Após ter recebido os US$ 300 milhões de compensação pagos pelos Estados Unidos, o Brasil comunicou formalmente ontem à Organização Mundial do Comercio (OMC) o acordo com Washington que encerra a disputa do algodão
entre os dois países, que começou em 2002.

O Brasil decidiu não retaliar os EUA, em troca da compensação, pelos quatro próximos anos, até a elaboração de uma nova lei agrícola americana. O acordo foi considerado “histórico” pelo diretor-geral da OMC, Roberto Azevedo. Para
os EUA, foi positivo deixar o contencioso para trás.

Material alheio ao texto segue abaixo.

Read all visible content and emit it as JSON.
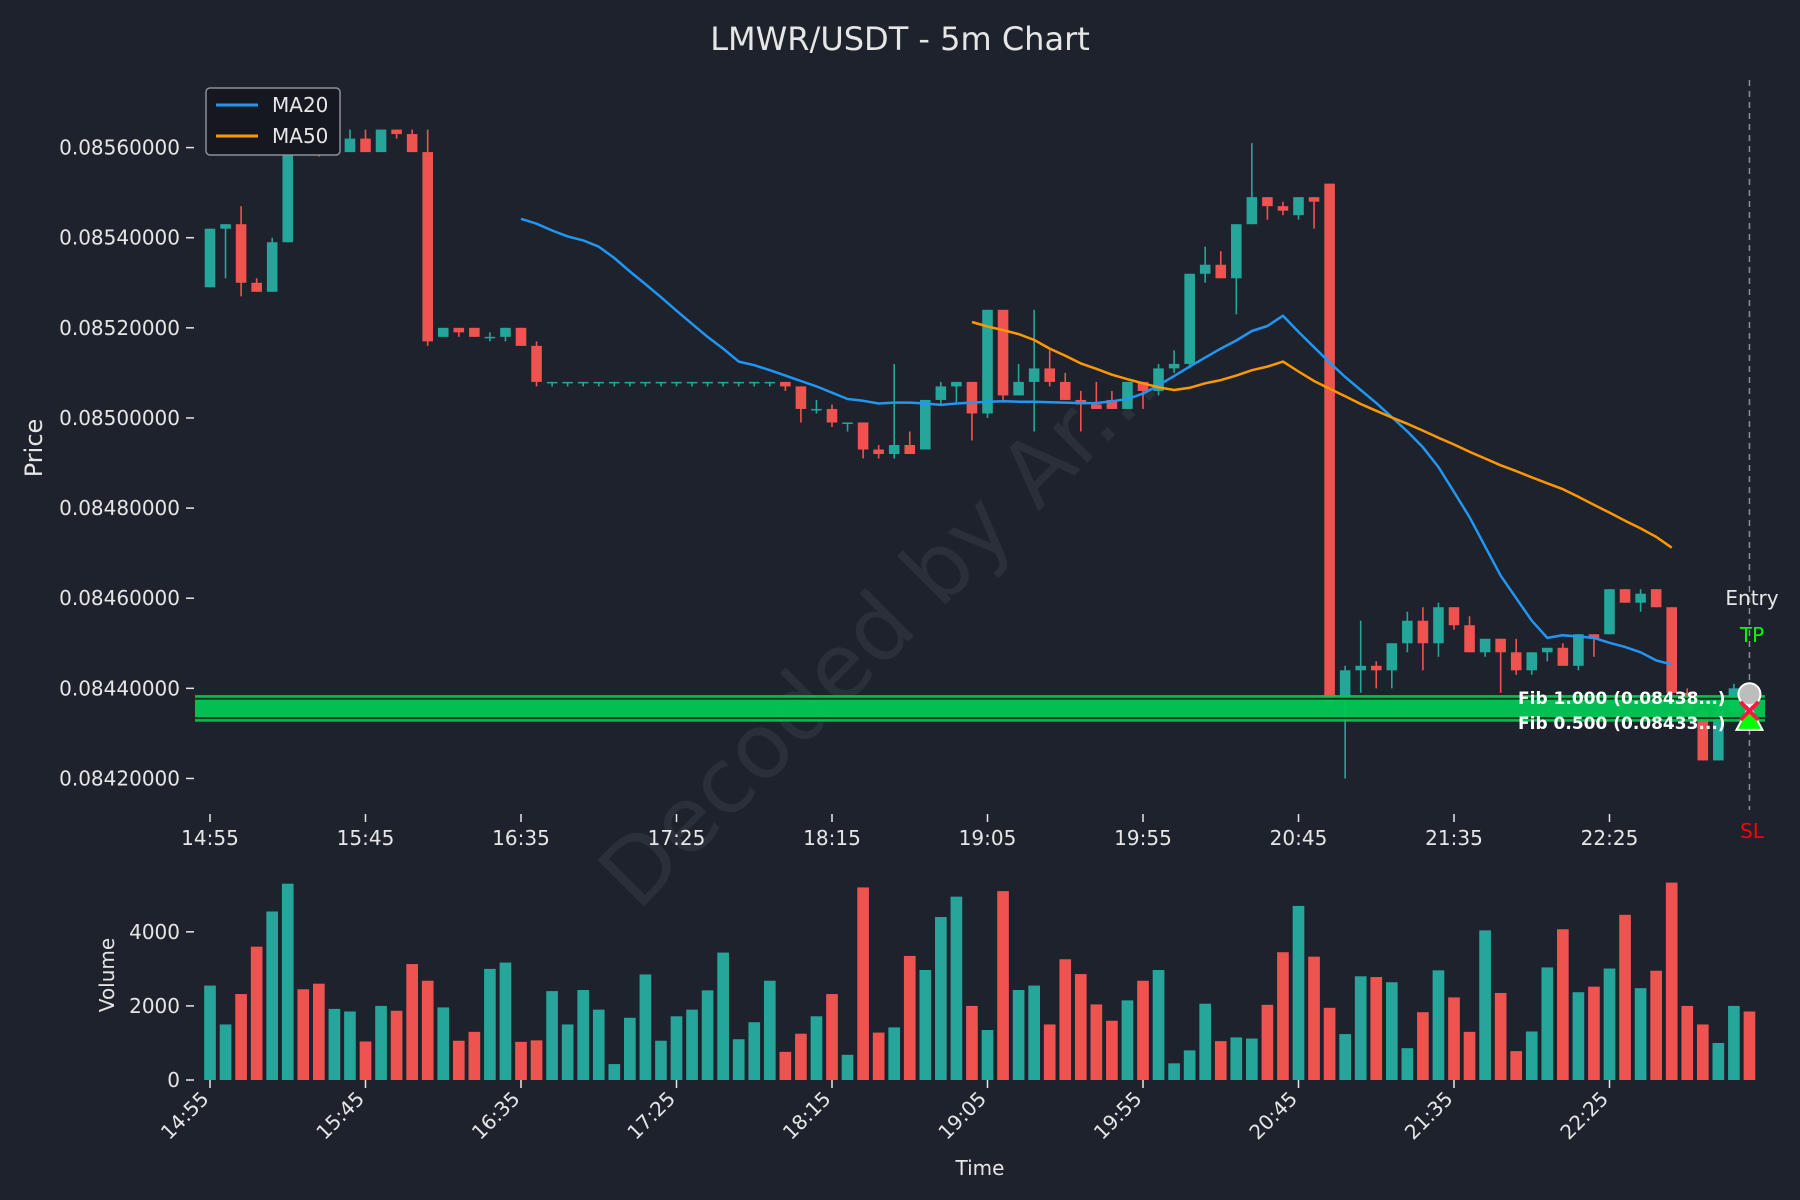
{
  "chart_data": {
    "type": "candlestick",
    "title": "LMWR/USDT - 5m Chart",
    "price_axis": {
      "ylabel": "Price",
      "ylim": [
        0.08413,
        0.08575
      ],
      "ticks": [
        "0.08420000",
        "0.08440000",
        "0.08460000",
        "0.08480000",
        "0.08500000",
        "0.08520000",
        "0.08540000",
        "0.08560000"
      ]
    },
    "volume_axis": {
      "ylabel": "Volume",
      "ylim": [
        0,
        5400
      ],
      "ticks": [
        "0",
        "2000",
        "4000"
      ]
    },
    "xlabel": "Time",
    "x_ticks": [
      "14:55",
      "15:45",
      "16:35",
      "17:25",
      "18:15",
      "19:05",
      "19:55",
      "20:45",
      "21:35",
      "22:25"
    ],
    "legend": {
      "position": "top-left",
      "entries": [
        {
          "name": "MA20",
          "color": "#2196f3"
        },
        {
          "name": "MA50",
          "color": "#ff9800"
        }
      ]
    },
    "colors": {
      "background": "#1e222d",
      "up": "#26a69a",
      "down": "#ef5350",
      "fib_zone": "#00c853",
      "tp": "#00ff00",
      "sl": "#ff0000",
      "text": "#e6e6e6"
    },
    "watermark": "Decoded by Ar...",
    "annotations": {
      "entry": "Entry",
      "tp": "TP",
      "sl": "SL",
      "fib_upper": "Fib 1.000 (0.08438...)",
      "fib_lower": "Fib 0.500 (0.08433...)"
    },
    "fib_zone": {
      "low": 0.084326,
      "high": 0.084385,
      "lines": [
        0.084334,
        0.084377
      ]
    },
    "candles": [
      [
        0.08529,
        0.08542,
        0.08529,
        0.08542
      ],
      [
        0.08542,
        0.08543,
        0.08531,
        0.08543
      ],
      [
        0.08543,
        0.08547,
        0.08527,
        0.0853
      ],
      [
        0.0853,
        0.08531,
        0.08528,
        0.08528
      ],
      [
        0.08528,
        0.0854,
        0.08528,
        0.08539
      ],
      [
        0.08539,
        0.08565,
        0.08539,
        0.08561
      ],
      [
        0.08561,
        0.08562,
        0.08559,
        0.0856
      ],
      [
        0.0856,
        0.08562,
        0.08558,
        0.08559
      ],
      [
        0.08559,
        0.08564,
        0.08559,
        0.08562
      ],
      [
        0.08559,
        0.08564,
        0.08559,
        0.08562
      ],
      [
        0.08562,
        0.08564,
        0.08559,
        0.08559
      ],
      [
        0.08559,
        0.08564,
        0.08559,
        0.08564
      ],
      [
        0.08564,
        0.08564,
        0.08562,
        0.08563
      ],
      [
        0.08563,
        0.08564,
        0.08559,
        0.08559
      ],
      [
        0.08559,
        0.08564,
        0.08516,
        0.08517
      ],
      [
        0.08518,
        0.0852,
        0.08518,
        0.0852
      ],
      [
        0.0852,
        0.0852,
        0.08518,
        0.08519
      ],
      [
        0.0852,
        0.0852,
        0.08518,
        0.08518
      ],
      [
        0.08518,
        0.08519,
        0.08517,
        0.08518
      ],
      [
        0.08518,
        0.0852,
        0.08517,
        0.0852
      ],
      [
        0.0852,
        0.0852,
        0.08516,
        0.08516
      ],
      [
        0.08516,
        0.08517,
        0.08507,
        0.08508
      ],
      [
        0.08508,
        0.08508,
        0.08507,
        0.08508
      ],
      [
        0.08508,
        0.08508,
        0.08507,
        0.08508
      ],
      [
        0.08508,
        0.08508,
        0.08507,
        0.08508
      ],
      [
        0.08508,
        0.08508,
        0.08507,
        0.08508
      ],
      [
        0.08508,
        0.08508,
        0.08507,
        0.08508
      ],
      [
        0.08508,
        0.08508,
        0.08507,
        0.08508
      ],
      [
        0.08508,
        0.08508,
        0.08507,
        0.08508
      ],
      [
        0.08508,
        0.08508,
        0.08507,
        0.08508
      ],
      [
        0.08508,
        0.08508,
        0.08507,
        0.08508
      ],
      [
        0.08508,
        0.08508,
        0.08507,
        0.08508
      ],
      [
        0.08508,
        0.08508,
        0.08507,
        0.08508
      ],
      [
        0.08508,
        0.08508,
        0.08507,
        0.08508
      ],
      [
        0.08508,
        0.08508,
        0.08507,
        0.08508
      ],
      [
        0.08508,
        0.08508,
        0.08507,
        0.08508
      ],
      [
        0.08508,
        0.08508,
        0.08507,
        0.08508
      ],
      [
        0.08508,
        0.08508,
        0.08506,
        0.08507
      ],
      [
        0.08507,
        0.08507,
        0.08499,
        0.08502
      ],
      [
        0.08502,
        0.08504,
        0.08501,
        0.08502
      ],
      [
        0.08502,
        0.08503,
        0.08498,
        0.08499
      ],
      [
        0.08499,
        0.08499,
        0.08497,
        0.08499
      ],
      [
        0.08499,
        0.08499,
        0.08491,
        0.08493
      ],
      [
        0.08493,
        0.08494,
        0.08491,
        0.08492
      ],
      [
        0.08492,
        0.08512,
        0.08491,
        0.08494
      ],
      [
        0.08494,
        0.08497,
        0.08492,
        0.08492
      ],
      [
        0.08493,
        0.08504,
        0.08493,
        0.08504
      ],
      [
        0.08504,
        0.08508,
        0.08503,
        0.08507
      ],
      [
        0.08507,
        0.08508,
        0.08503,
        0.08508
      ],
      [
        0.08508,
        0.08508,
        0.08495,
        0.08501
      ],
      [
        0.08501,
        0.08524,
        0.085,
        0.08524
      ],
      [
        0.08524,
        0.08524,
        0.08504,
        0.08505
      ],
      [
        0.08505,
        0.08512,
        0.08505,
        0.08508
      ],
      [
        0.08508,
        0.08524,
        0.08497,
        0.08511
      ],
      [
        0.08511,
        0.08515,
        0.08507,
        0.08508
      ],
      [
        0.08508,
        0.0851,
        0.08504,
        0.08504
      ],
      [
        0.08504,
        0.08506,
        0.08497,
        0.08503
      ],
      [
        0.08503,
        0.08508,
        0.08502,
        0.08502
      ],
      [
        0.08504,
        0.08506,
        0.08502,
        0.08502
      ],
      [
        0.08502,
        0.08508,
        0.08502,
        0.08508
      ],
      [
        0.08508,
        0.08508,
        0.08502,
        0.08506
      ],
      [
        0.08506,
        0.08512,
        0.08505,
        0.08511
      ],
      [
        0.08511,
        0.08515,
        0.0851,
        0.08512
      ],
      [
        0.08512,
        0.08532,
        0.08511,
        0.08532
      ],
      [
        0.08532,
        0.08538,
        0.0853,
        0.08534
      ],
      [
        0.08534,
        0.08537,
        0.08531,
        0.08531
      ],
      [
        0.08531,
        0.08543,
        0.08523,
        0.08543
      ],
      [
        0.08543,
        0.08561,
        0.08543,
        0.08549
      ],
      [
        0.08549,
        0.08549,
        0.08544,
        0.08547
      ],
      [
        0.08547,
        0.08548,
        0.08545,
        0.08546
      ],
      [
        0.08545,
        0.08549,
        0.08544,
        0.08549
      ],
      [
        0.08549,
        0.08549,
        0.08542,
        0.08548
      ],
      [
        0.08552,
        0.08552,
        0.08436,
        0.08437
      ],
      [
        0.08438,
        0.08445,
        0.0842,
        0.08444
      ],
      [
        0.08444,
        0.08455,
        0.08439,
        0.08445
      ],
      [
        0.08445,
        0.08446,
        0.0844,
        0.08444
      ],
      [
        0.08444,
        0.0845,
        0.0844,
        0.0845
      ],
      [
        0.0845,
        0.08457,
        0.08448,
        0.08455
      ],
      [
        0.08455,
        0.08458,
        0.08444,
        0.0845
      ],
      [
        0.0845,
        0.08459,
        0.08447,
        0.08458
      ],
      [
        0.08458,
        0.08458,
        0.08453,
        0.08454
      ],
      [
        0.08454,
        0.08456,
        0.08448,
        0.08448
      ],
      [
        0.08448,
        0.08451,
        0.08447,
        0.08451
      ],
      [
        0.08451,
        0.08451,
        0.08439,
        0.08448
      ],
      [
        0.08448,
        0.08451,
        0.08443,
        0.08444
      ],
      [
        0.08444,
        0.08448,
        0.08443,
        0.08448
      ],
      [
        0.08448,
        0.08449,
        0.08446,
        0.08449
      ],
      [
        0.08449,
        0.0845,
        0.08445,
        0.08445
      ],
      [
        0.08445,
        0.08452,
        0.08444,
        0.08452
      ],
      [
        0.08452,
        0.08452,
        0.08447,
        0.08451
      ],
      [
        0.08452,
        0.08462,
        0.08452,
        0.08462
      ],
      [
        0.08462,
        0.08462,
        0.08459,
        0.08459
      ],
      [
        0.08459,
        0.08462,
        0.08457,
        0.08461
      ],
      [
        0.08462,
        0.08462,
        0.08458,
        0.08458
      ],
      [
        0.08458,
        0.08458,
        0.08438,
        0.08439
      ],
      [
        0.08439,
        0.0844,
        0.08434,
        0.08435
      ],
      [
        0.08435,
        0.08436,
        0.08424,
        0.08424
      ],
      [
        0.08424,
        0.08436,
        0.08424,
        0.08435
      ],
      [
        0.08435,
        0.08441,
        0.08434,
        0.0844
      ],
      [
        0.0844,
        0.0844,
        0.08434,
        0.08434
      ]
    ],
    "volumes": [
      2550,
      1500,
      2320,
      3600,
      4550,
      5300,
      2450,
      2600,
      1920,
      1850,
      1040,
      2000,
      1870,
      3130,
      2680,
      1960,
      1060,
      1300,
      3000,
      3170,
      1030,
      1070,
      2400,
      1500,
      2430,
      1900,
      430,
      1680,
      2850,
      1060,
      1720,
      1900,
      2420,
      3440,
      1100,
      1560,
      2680,
      760,
      1250,
      1720,
      2320,
      680,
      5200,
      1280,
      1420,
      3350,
      2970,
      4400,
      4950,
      2000,
      1350,
      5100,
      2430,
      2550,
      1500,
      3260,
      2860,
      2040,
      1600,
      2150,
      2680,
      2970,
      450,
      800,
      2060,
      1050,
      1150,
      1120,
      2030,
      3450,
      4700,
      3330,
      1950,
      1240,
      2800,
      2780,
      2640,
      860,
      1830,
      2960,
      2230,
      1300,
      4040,
      2350,
      780,
      1310,
      3040,
      4070,
      2370,
      2520,
      3010,
      4460,
      2480,
      2950,
      5330,
      2000,
      1500,
      1000,
      2000,
      1850
    ],
    "ma20": [
      [
        20,
        0.085442
      ],
      [
        21,
        0.085431
      ],
      [
        22,
        0.085416
      ],
      [
        23,
        0.085403
      ],
      [
        24,
        0.085394
      ],
      [
        25,
        0.08538
      ],
      [
        26,
        0.085355
      ],
      [
        27,
        0.085325
      ],
      [
        28,
        0.085297
      ],
      [
        29,
        0.085268
      ],
      [
        30,
        0.085238
      ],
      [
        31,
        0.085209
      ],
      [
        32,
        0.08518
      ],
      [
        33,
        0.085154
      ],
      [
        34,
        0.085125
      ],
      [
        35,
        0.085117
      ],
      [
        36,
        0.085106
      ],
      [
        37,
        0.085094
      ],
      [
        38,
        0.085082
      ],
      [
        39,
        0.08507
      ],
      [
        40,
        0.085056
      ],
      [
        41,
        0.085042
      ],
      [
        42,
        0.085038
      ],
      [
        43,
        0.085032
      ],
      [
        44,
        0.085034
      ],
      [
        45,
        0.085034
      ],
      [
        46,
        0.085032
      ],
      [
        47,
        0.085029
      ],
      [
        48,
        0.085032
      ],
      [
        49,
        0.085034
      ],
      [
        50,
        0.085036
      ],
      [
        51,
        0.085037
      ],
      [
        52,
        0.085036
      ],
      [
        53,
        0.085036
      ],
      [
        54,
        0.085035
      ],
      [
        55,
        0.085034
      ],
      [
        56,
        0.085033
      ],
      [
        57,
        0.085033
      ],
      [
        58,
        0.085037
      ],
      [
        59,
        0.085042
      ],
      [
        60,
        0.085054
      ],
      [
        61,
        0.085073
      ],
      [
        62,
        0.085093
      ],
      [
        63,
        0.085114
      ],
      [
        64,
        0.085134
      ],
      [
        65,
        0.085154
      ],
      [
        66,
        0.085172
      ],
      [
        67,
        0.085193
      ],
      [
        68,
        0.085204
      ],
      [
        69,
        0.085227
      ],
      [
        70,
        0.085191
      ],
      [
        71,
        0.085157
      ],
      [
        72,
        0.085123
      ],
      [
        73,
        0.085091
      ],
      [
        74,
        0.085062
      ],
      [
        75,
        0.085033
      ],
      [
        76,
        0.085002
      ],
      [
        77,
        0.08497
      ],
      [
        78,
        0.084935
      ],
      [
        79,
        0.084891
      ],
      [
        80,
        0.084836
      ],
      [
        81,
        0.08478
      ],
      [
        82,
        0.084715
      ],
      [
        83,
        0.08465
      ],
      [
        84,
        0.0846
      ],
      [
        85,
        0.08455
      ],
      [
        86,
        0.084512
      ],
      [
        87,
        0.084518
      ],
      [
        88,
        0.084515
      ],
      [
        89,
        0.084512
      ],
      [
        90,
        0.084501
      ],
      [
        91,
        0.084492
      ],
      [
        92,
        0.08448
      ],
      [
        93,
        0.084462
      ],
      [
        94,
        0.084453
      ]
    ],
    "ma50": [
      [
        49,
        0.085213
      ],
      [
        50,
        0.085203
      ],
      [
        51,
        0.085195
      ],
      [
        52,
        0.085186
      ],
      [
        53,
        0.085173
      ],
      [
        54,
        0.085154
      ],
      [
        55,
        0.085138
      ],
      [
        56,
        0.085121
      ],
      [
        57,
        0.085109
      ],
      [
        58,
        0.085096
      ],
      [
        59,
        0.085086
      ],
      [
        60,
        0.085077
      ],
      [
        61,
        0.085068
      ],
      [
        62,
        0.085062
      ],
      [
        63,
        0.085067
      ],
      [
        64,
        0.085077
      ],
      [
        65,
        0.085084
      ],
      [
        66,
        0.085094
      ],
      [
        67,
        0.085106
      ],
      [
        68,
        0.085114
      ],
      [
        69,
        0.085125
      ],
      [
        70,
        0.085103
      ],
      [
        71,
        0.085082
      ],
      [
        72,
        0.085065
      ],
      [
        73,
        0.085048
      ],
      [
        74,
        0.085031
      ],
      [
        75,
        0.085016
      ],
      [
        76,
        0.085001
      ],
      [
        77,
        0.084987
      ],
      [
        78,
        0.084972
      ],
      [
        79,
        0.084956
      ],
      [
        80,
        0.084941
      ],
      [
        81,
        0.084925
      ],
      [
        82,
        0.08491
      ],
      [
        83,
        0.084895
      ],
      [
        84,
        0.084882
      ],
      [
        85,
        0.084868
      ],
      [
        86,
        0.084855
      ],
      [
        87,
        0.084842
      ],
      [
        88,
        0.084825
      ],
      [
        89,
        0.084807
      ],
      [
        90,
        0.08479
      ],
      [
        91,
        0.084772
      ],
      [
        92,
        0.084755
      ],
      [
        93,
        0.084736
      ],
      [
        94,
        0.084712
      ]
    ]
  }
}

Mas o representante brasileiro na reunião do Órgão de Solução de Controvérsias da OMC, conselheiro Celso Pereira, observou que o acordo não implica reconhecimento,
pelo Brasil, da compatibilidade das medidas discutidas no conflito do algodão com as regras da OMC.

Pereira acrescentou que, pelo compromisso firmado há duas semanas, em Washington, os EUA concordaram em fazer ajustes adicionais no programa de garantias de crédito às exportações – o GSM-102, que deverá funcionar conforme os parâmetros negociados bilateralmente. “O acordo também contribuirá para mitigar o dano causado a produtores brasileiros pelos efeitos negativos dos programas de apoio ao algodão americano”, afirmou o
diplomata brasileiro. “O Brasil continuará a seguir com especial atenção, nos próximos anos, os impactos dos programas do US Agricultural Act e seus efeitos sobre os interesses da agricultura brasileira”, disse ele.

Mas o acordo ainda causa certa polêmica, no Brasil e nos EUA. Em editorial, o jornal “Washington Post” afirmou que o acordo “perpetua o insalubre status quo dos subsídios”, destacando que os produtores americanos receberam US$  33 bilhões entre 1995 e 2012.

Pedro de Camargo Neto, que deu partida ao contencioso quando estava no Ministério da Agricultura do Brasil, também reclama que a disputa tinha um objetivo mais amplo do que a obtenção de uma farta compensação para que os
cotonicultores brasileiros realizem atividades de pesquisa, capacitação e assistência técnica. “Não culpo a Abrapa [Associação Brasileira dos Produtores de Algodão], pois governo abdicou da liderança que o Brasil chegou a ter na OMC. Devem ter achado melhor esse valor na mão do que o prejuízo real voando na mão de negociadores sem vontade política de ganhar”.

Fontes do governo brasileiro argumentam que o Brasil recebeu, no total, uma compensação de quase US$ 1 bilhão dos americanos nesse caso, o maior valor na história da OMC. E dizem que os americanos não estão oferecendo os mesmos subsídios do passado, porque os preços estão mais elevados no mercado internacional. Além disso, havia dificuldade no país para que uma lista de retaliação contra produtos dos EUA fosse definida, já que, na prática, isso
pode até dificultar a situação em setores da economia.

Cerca de 10% do que o Brasil recebeu dos EUA antes do acordo final era destinado a países produtores de algodão na África, sob a forma de projetos. A expectativa é que, agora, pelo menos US$ 30 milhões sejam usados nesses mesmos canais.